GO Market Outlook & Conclusions
The forthcoming years are poised to witness an upward trajectory in Guarantees of Origin (GO) prices, predominantly propelled by the recent mandate imposed by the RE100 new technical criteria. The revised requirement stipulates that RE100 companies are prohibited from utilising GO certificates obtained from facilities that have been operational for 15 years or longer.
Therefore, a transformative shift in demand dynamics is inevitable. Notably, the average age of Norwegian hydropower and dam infrastructure, a significant source of GOs today, hovers around 50 years. This restriction redirects the focus of RE100 companies towards alternative, newer renewable energy sources. Consequently, the demand landscape is set to pivot towards smaller available capacities of solar and wind assets, as these emerge as the preferred choices to meet the stringent criteria laid out by RE100.
As a result, the GO market is poised to experience a surge in demand for Solar and Wind assets, laying the foundation for a potential increase in GO prices in the coming years.

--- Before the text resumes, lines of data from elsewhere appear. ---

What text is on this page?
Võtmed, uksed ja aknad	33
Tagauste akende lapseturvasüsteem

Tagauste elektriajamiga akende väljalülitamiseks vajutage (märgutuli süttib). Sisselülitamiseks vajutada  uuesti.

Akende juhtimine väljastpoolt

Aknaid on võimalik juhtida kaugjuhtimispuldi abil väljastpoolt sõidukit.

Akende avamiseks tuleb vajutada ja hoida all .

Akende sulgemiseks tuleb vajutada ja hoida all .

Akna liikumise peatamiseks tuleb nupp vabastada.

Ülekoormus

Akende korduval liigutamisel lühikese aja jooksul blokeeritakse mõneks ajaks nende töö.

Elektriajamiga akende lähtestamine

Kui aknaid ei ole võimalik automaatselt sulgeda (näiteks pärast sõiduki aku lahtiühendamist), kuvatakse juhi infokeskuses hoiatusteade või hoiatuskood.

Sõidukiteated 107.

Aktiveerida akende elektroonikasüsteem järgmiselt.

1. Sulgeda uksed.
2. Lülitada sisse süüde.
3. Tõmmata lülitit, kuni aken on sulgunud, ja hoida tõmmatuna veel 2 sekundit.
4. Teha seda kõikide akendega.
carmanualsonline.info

Moreover, it is essential to recognize that the trajectory of Guarantees of Origin (GO) prices may experience further acceleration due to the implementation of the ESRS reporting standard. This standard mandates large and medium-sized public companies to report their emissions, introducing a broader spectrum of entities into the realm of emissions transparency. As these organizations comply with the ESRS reporting requirements, an anticipatable consequence is a notable surge in overall demand for GO certificates, particularly within the timeframe spanning 2025 to 2027.
The Guarantees of Origin (GO) market relies heavily on renewable electricity production, with hydropower representing over half of the issued certificates. The market’s trajectory and pricing dynamics are intricately tied to hydropower conditions. Recognising this dependence is crucial in the GO market.
Therefore, it is anticipated that due to the new RE100 rules, Guarantees of Origin (GO) prices from newly established assets, i.e. wind and solar, may persist above the 5 EUR/MWh threshold. In contrast, EU Hydro GOs may exhibit a downward trend, potentially reaching the 2-3 EUR/MWh range.
While the Guarantees of Origin (GO) prices in 2024 may exhibit a degree of stagnation, the outlook for GO prices from Calendar Year 2025 onwards appears to be on a distinctly upward trajectory.
It’s important to note that alongside the anticipated surge in demand for Guarantees of Origin (GO) certificates, the supply of GOs is also expected to increase in the coming years. This uptick in both demand and supply dynamics should serve as a mitigating factor against significant and volatile swings in GO prices. Therefore, it is anticipated that the market price volatility will be moderated.
While the evolving landscape, driven by new regulations and sustainability initiatives, may propel demand upward, the parallel increase in the availability of GOs can act as a stabilising force.
This balanced growth in supply and demand underscores a potential scenario where, despite heightened market activity, GO prices may experience more gradual and controlled fluctuations, fostering a more stable pricing environment in the renewable energy certificate market.
The information provided above is for informational purposes only and should not be construed as official advice. Market dynamics are subject to various unpredictable factors, and individual circumstances may vary. Please seek professional advice and conduct thorough assessments before making any financial or strategic decisions.